No somos más que papel y lápiz

En 1936, Alan Turing publicó On Computable Numbers, with an Application to the Entscheidungsproblem, un trabajo que estableció los fundamentos teóricos de la computación moderna. En él introdujo el concepto de «máquina de Turing», un modelo abstracto diseñado para formalizar la noción de procedimiento algorítmico.

Una máquina de Turing consiste, en esencia, en una cinta potencialmente infinita dividida en casillas y en un mecanismo capaz de leer símbolos, escribir nuevos símbolos y desplazarse por la cinta siguiendo un conjunto finito de reglas. A pesar de su simplicidad, Turing demostró que este modelo es suficiente para ejecutar cualquier proceso «efectivamente computable». Cualquier cálculo que pueda describirse mediante instrucciones precisas y mecánicas puede ser implementado por una máquina de este tipo.

A partir de esta idea, Turing formuló el concepto de «máquina universal de Turing». Se trata de una máquina de Turing capaz de simular el comportamiento de cualquier otra máquina de Turing únicamente mediante la modificación de las instrucciones que recibe. La idea de Alan Turing fue extraordinaria porque mostró que: datos y programas pueden representarse de la misma forma, una sola máquina general puede ejecutar infinitos algoritmos distintos.

Este principio constituye el fundamento conceptual del ordenador moderno: una misma arquitectura física puede ejecutar programas distintos y realizar tareas completamente diferentes dependiendo del software que se le proporcione.

Los actuales modelo lingüístico de gran tamaño (LLM), como ChatGPT, Claude o Gemini, son sistemas computacionales que operan mediante algoritmos complejos. Aunque su funcionamiento práctico depende de una infraestructura electrónica, desde el punto de vista teórico siguen siendo procesos computacionales. Por tanto, de acuerdo con la tesis de Turing, cualquier LLM puede ser implementado, al menos en principio, por una máquina universal de Turing.

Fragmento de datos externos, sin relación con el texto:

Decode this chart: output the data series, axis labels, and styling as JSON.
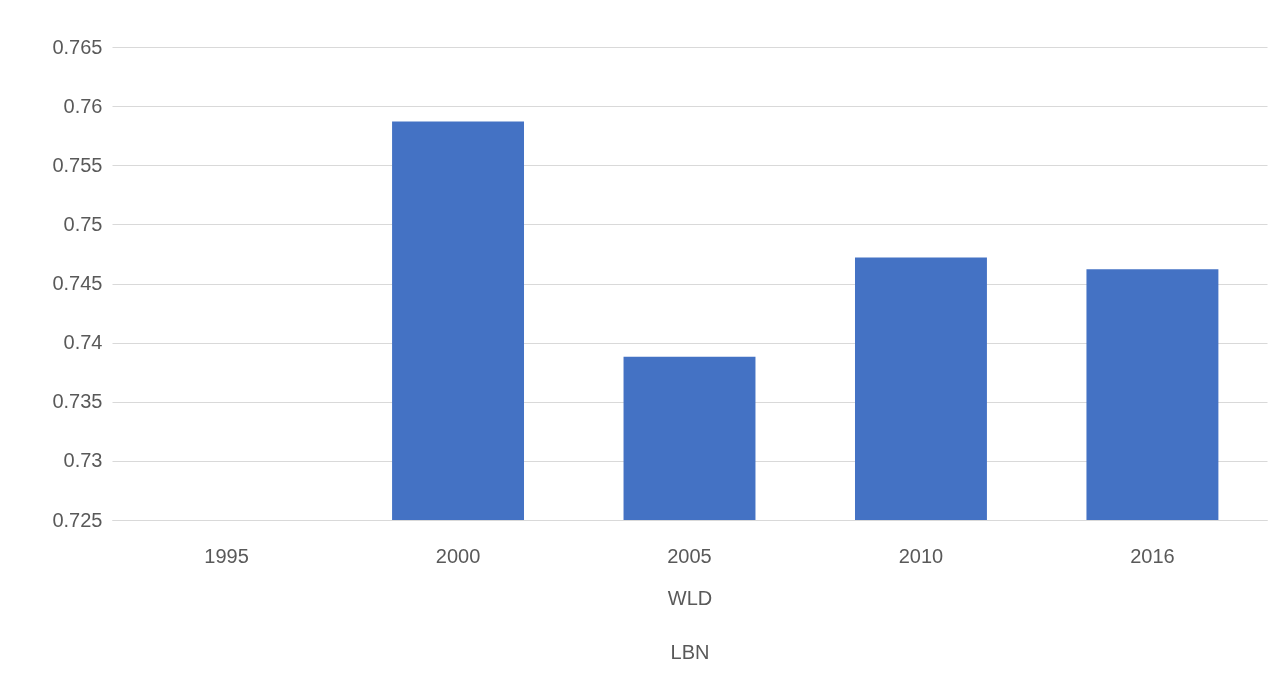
{
  "chart_data": {
    "type": "bar",
    "categories": [
      "1995",
      "2000",
      "2005",
      "2010",
      "2016"
    ],
    "values": [
      null,
      0.7587,
      0.7388,
      0.7472,
      0.7462
    ],
    "color": "#4472c4",
    "ylim": [
      0.725,
      0.765
    ],
    "yticks": [
      0.725,
      0.73,
      0.735,
      0.74,
      0.745,
      0.75,
      0.755,
      0.76,
      0.765
    ],
    "grid": "y",
    "xlabel": "WLD",
    "annotations": [
      "LBN"
    ]
  }
}
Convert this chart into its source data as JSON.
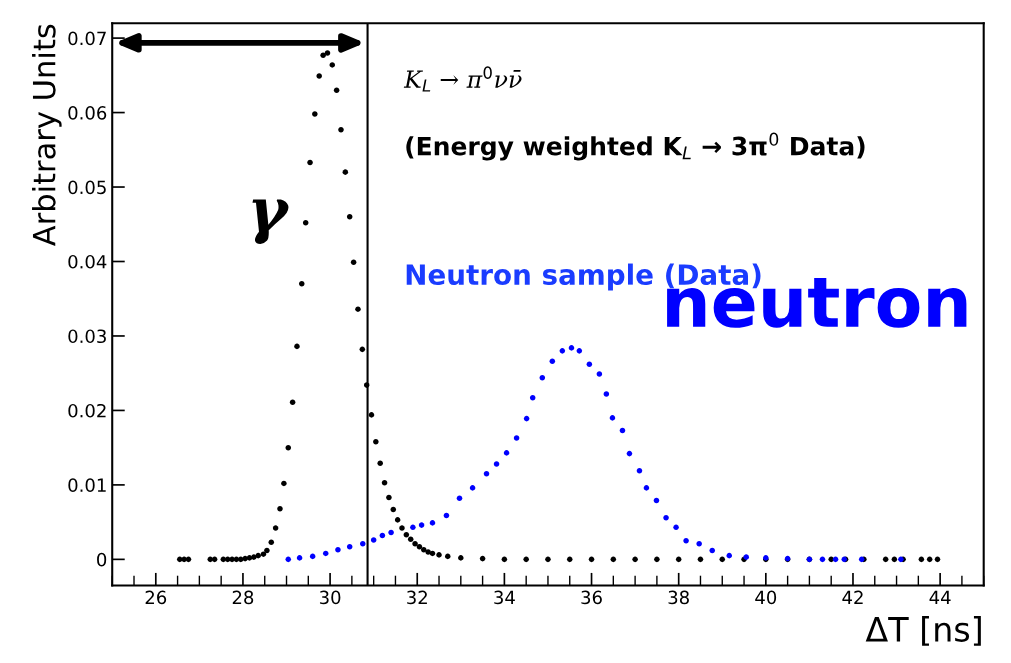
{
  "chart_data": {
    "type": "scatter",
    "xlabel": "ΔT [ns]",
    "ylabel": "Arbitrary Units",
    "xlim": [
      25,
      45
    ],
    "ylim": [
      -0.0035,
      0.072
    ],
    "xticks": [
      26,
      28,
      30,
      32,
      34,
      36,
      38,
      40,
      42,
      44
    ],
    "yticks": [
      0,
      0.01,
      0.02,
      0.03,
      0.04,
      0.05,
      0.06,
      0.07
    ],
    "grid": false,
    "legend": false,
    "marker": "circle",
    "annotations": [
      "K$_{L}$ → π$^{0}$νν̄",
      "(Energy weighted K$_{L}$ → 3π$^{0}$ Data)",
      "Neutron sample (Data)"
    ],
    "ref_lines": [
      {
        "axis": "x",
        "value": 30.86,
        "color": "#000000",
        "line_style": "solid"
      }
    ],
    "series": [
      {
        "name": "γ",
        "color": "#000000",
        "x": [
          26.55,
          26.65,
          26.75,
          27.25,
          27.35,
          27.55,
          27.65,
          27.75,
          27.85,
          27.95,
          28.05,
          28.15,
          28.25,
          28.35,
          28.47,
          28.55,
          28.65,
          28.75,
          28.85,
          28.94,
          29.04,
          29.14,
          29.24,
          29.35,
          29.44,
          29.54,
          29.65,
          29.75,
          29.84,
          29.94,
          30.05,
          30.15,
          30.25,
          30.35,
          30.45,
          30.54,
          30.64,
          30.74,
          30.84,
          30.95,
          31.05,
          31.15,
          31.25,
          31.35,
          31.45,
          31.55,
          31.65,
          31.75,
          31.85,
          31.95,
          32.05,
          32.15,
          32.25,
          32.35,
          32.5,
          32.7,
          33.0,
          33.5,
          34.0,
          34.5,
          35.0,
          35.5,
          36.0,
          36.5,
          37.0,
          37.5,
          38.0,
          38.5,
          39.0,
          39.5,
          40.0,
          40.5,
          41.0,
          41.5,
          41.83,
          42.25,
          42.75,
          42.95,
          43.15,
          43.57,
          43.76,
          43.94
        ],
        "values": [
          0,
          0,
          0,
          0,
          0,
          0,
          0,
          0,
          0,
          0,
          0.0001,
          0.0002,
          0.0003,
          0.0005,
          0.0007,
          0.0012,
          0.0023,
          0.0042,
          0.0068,
          0.0102,
          0.015,
          0.0211,
          0.0286,
          0.037,
          0.0452,
          0.0533,
          0.0598,
          0.0649,
          0.0677,
          0.068,
          0.0664,
          0.063,
          0.0577,
          0.052,
          0.046,
          0.0399,
          0.0336,
          0.0282,
          0.0234,
          0.0194,
          0.0158,
          0.0129,
          0.0103,
          0.0083,
          0.0067,
          0.0053,
          0.0042,
          0.0033,
          0.0027,
          0.0021,
          0.0017,
          0.0013,
          0.001,
          0.0008,
          0.0006,
          0.0004,
          0.0002,
          0.0001,
          0,
          0,
          0,
          0,
          0,
          0,
          0,
          0,
          0,
          0,
          0,
          0,
          0,
          0,
          0,
          0,
          0,
          0,
          0,
          0,
          0,
          0,
          0,
          0
        ]
      },
      {
        "name": "neutron",
        "color": "#0000ff",
        "x": [
          29.04,
          29.3,
          29.6,
          29.9,
          30.18,
          30.45,
          30.75,
          31.0,
          31.2,
          31.4,
          31.9,
          32.1,
          32.35,
          32.67,
          32.97,
          33.27,
          33.59,
          33.82,
          34.05,
          34.28,
          34.51,
          34.65,
          34.87,
          35.1,
          35.33,
          35.54,
          35.72,
          35.95,
          36.18,
          36.34,
          36.48,
          36.71,
          36.87,
          37.1,
          37.26,
          37.49,
          37.71,
          37.94,
          38.17,
          38.47,
          38.77,
          39.16,
          39.55,
          40.0,
          40.5,
          41.0,
          41.3,
          41.6,
          41.8,
          42.2,
          43.1
        ],
        "values": [
          0,
          0.0002,
          0.0004,
          0.0008,
          0.0013,
          0.0017,
          0.0021,
          0.0026,
          0.0032,
          0.0036,
          0.0043,
          0.0046,
          0.0049,
          0.0059,
          0.0082,
          0.0096,
          0.0115,
          0.0128,
          0.0143,
          0.0163,
          0.0189,
          0.0217,
          0.0244,
          0.0266,
          0.028,
          0.0284,
          0.028,
          0.0262,
          0.0249,
          0.0222,
          0.019,
          0.0173,
          0.0142,
          0.0119,
          0.0096,
          0.0079,
          0.0056,
          0.0043,
          0.0025,
          0.0021,
          0.0012,
          0.0005,
          0.0003,
          0.0002,
          0.0001,
          0,
          0,
          0,
          0,
          0,
          0
        ]
      }
    ]
  }
}
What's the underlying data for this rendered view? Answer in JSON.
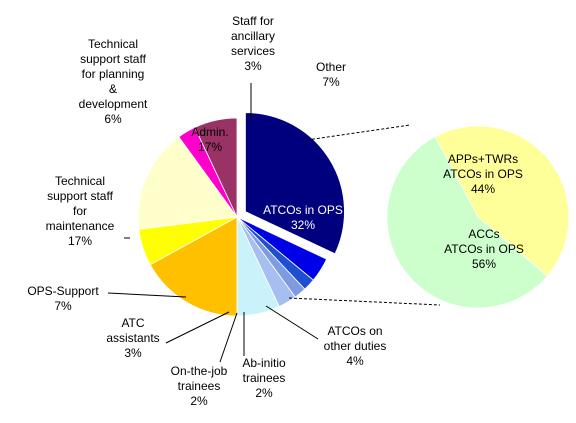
{
  "chart_data": {
    "type": "pie",
    "title": "",
    "slices": [
      {
        "label": [
          "ATCOs in OPS",
          "32%"
        ],
        "value": 32,
        "color": "#00007F"
      },
      {
        "label": [
          "ATCOs on",
          "other duties",
          "4%"
        ],
        "value": 4,
        "color": "#0000E6"
      },
      {
        "label": [
          "Ab-initio",
          "trainees",
          "2%"
        ],
        "value": 2,
        "color": "#1F4FD1"
      },
      {
        "label": [
          "On-the-job",
          "trainees",
          "2%"
        ],
        "value": 2,
        "color": "#7F9BE0"
      },
      {
        "label": [
          "ATC",
          "assistants",
          "3%"
        ],
        "value": 3,
        "color": "#A7BFF0"
      },
      {
        "label": [
          "OPS-Support",
          "7%"
        ],
        "value": 7,
        "color": "#C9F2FA"
      },
      {
        "label": [
          "Technical",
          "support staff",
          "for",
          "maintenance",
          "17%"
        ],
        "value": 17,
        "color": "#FFC000"
      },
      {
        "label": [
          "Technical",
          "support staff",
          "for planning",
          "&",
          "development",
          "6%"
        ],
        "value": 6,
        "color": "#FFFF00"
      },
      {
        "label": [
          "Admin.",
          "17%"
        ],
        "value": 17,
        "color": "#FFFFCC"
      },
      {
        "label": [
          "Staff for",
          "ancillary",
          "services",
          "3%"
        ],
        "value": 3,
        "color": "#FF00CC"
      },
      {
        "label": [
          "Other",
          "7%"
        ],
        "value": 7,
        "color": "#993366"
      }
    ],
    "breakdown": {
      "of": "ATCOs in OPS",
      "slices": [
        {
          "label": [
            "APPs+TWRs",
            "ATCOs in OPS",
            "44%"
          ],
          "value": 44,
          "color": "#FFFF99"
        },
        {
          "label": [
            "ACCs",
            "ATCOs in OPS",
            "56%"
          ],
          "value": 56,
          "color": "#CCFFCC"
        }
      ]
    }
  }
}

La cuestión adquiere relevancia filosófica cuando se introduce la hipótesis de una inteligencia artificial consciente. Supongamos que existe al menos un LLM que posee experiencia subjetiva genuina. Si esa consciencia depende exclusivamente de la organización computacional del sistema y no del soporte físico concreto en el que se ejecuta, entonces cualquier implementación funcionalmente equivalente debería producir el mismo estado consciente.

De esta premisa se deriva una consecuencia particularmente problemática para nuestra intuición. Una máquina de Turing no requiere necesariamente componentes electrónicos. En teoría, puede implementarse manualmente mediante papel, lápiz y una persona que siga instrucciones mecánicas de manera estricta. El papel actuaría como la cinta; las reglas escritas sustituirían al programa; y el operador humano desempeñaría la función de lectura, escritura y desplazamiento entre casillas.

Aunque este procedimiento sería extraordinariamente lento, desde el punto de vista formal seguiría siendo equivalente al proceso computacional ejecutado por un ordenador. En consecuencia, si la consciencia depende únicamente del patrón computacional, entonces incluso una implementación manual de este tipo podría instanciar una experiencia consciente.

La conclusión resulta profundamente contraintuitiva. Si la consciencia depende únicamente de la organización computacional de un sistema, entonces no existiría una diferencia esencial entre un cerebro biológico, un supercomputador o una secuencia de operaciones ejecutadas mecánicamente con lápiz y papel. Bajo esta perspectiva, la distancia entre una mente humana y una máquina universal de Turing dejaría de ser ontológica para convertirse únicamente en una cuestión de complejidad y velocidad.

La consecuencia extrema de esta idea es que un sistema compuesto únicamente por símbolos, reglas y operaciones formales podría llegar, en algún momento del proceso, a formular una afirmación autoconsciente: «Pienso, luego existo». Tal vez esa sea la implicación más difícil de asumir del funcionalismo: que no seamos más que lápiz y papel ejecutando el algoritmo adecuado.